• acute dyspnea;
  • elderly patients;
  • cardiogenic pulmonary edema;
  • B-type natriuretic peptide;
  • probrain natriuretic peptide

Objectives: Differentiating cardiogenic pulmonary edema (CPE) from respiratory causes of dyspnea is difficult in elderly patients. The aim of this study was to compare the usefulness of B-type natriuretic peptide (BNP) and amino-terminal fragment BNP (proBNP), to diagnose CPE in patients aged 65 and older.

Design: Prospective study.

Setting: Medical emergency department of a 2,000-bed urban teaching hospital.

Participants: Patients aged 65 and older presenting with acute dyspnea and a respiratory rate of 25 breaths/min or greater, a partial pressure of oxygen of 70 mmHg or less, or an oxygen saturation of 92% or less were included.

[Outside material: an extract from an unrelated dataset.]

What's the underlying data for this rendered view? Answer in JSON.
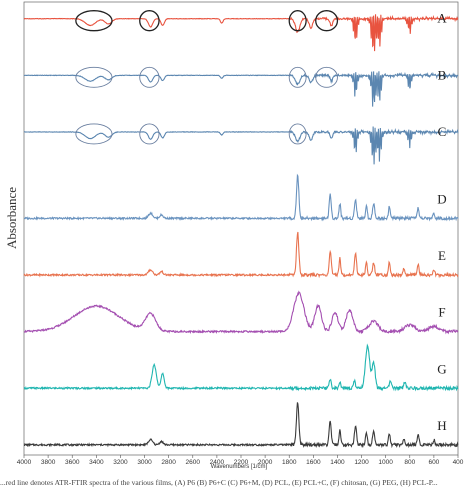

Measurements: Rapid BNP and proBNP assays, performed blind at admission, were compared with the final diagnosis (CPE or no CPE) as defined by an expert team.

Results: Two hundred two patients (mean age±standard deviation 80±9) were included; 88 (44%) had CPE. There was a strong correlation between proBNP and BNP values (correlation coefficient=0.91, P<.001). The median BNP and proBNP were higher in the group of patients with CPE (377 vs 74 pg/mL, P<.001, and 3,851 vs 495 pg/mL, P<.001, respectively). The best threshold values of BNP and proBNP were 250 pg/mL and 1,500 pg/mL, respectively. The area under the receiver operating characteristic curve was greater with BNP than with proBNP (0.85 vs 0.80, P<.05). BNP assay was more accurate in diagnosis than the emergency physician, whereas proBNP was not. Higher values of BNP and proBNP were associated with greater in-hospital mortality.

Conclusion: BNP assay is a more useful diagnostic indicator for CPE than proBNP in patients aged 65 and older.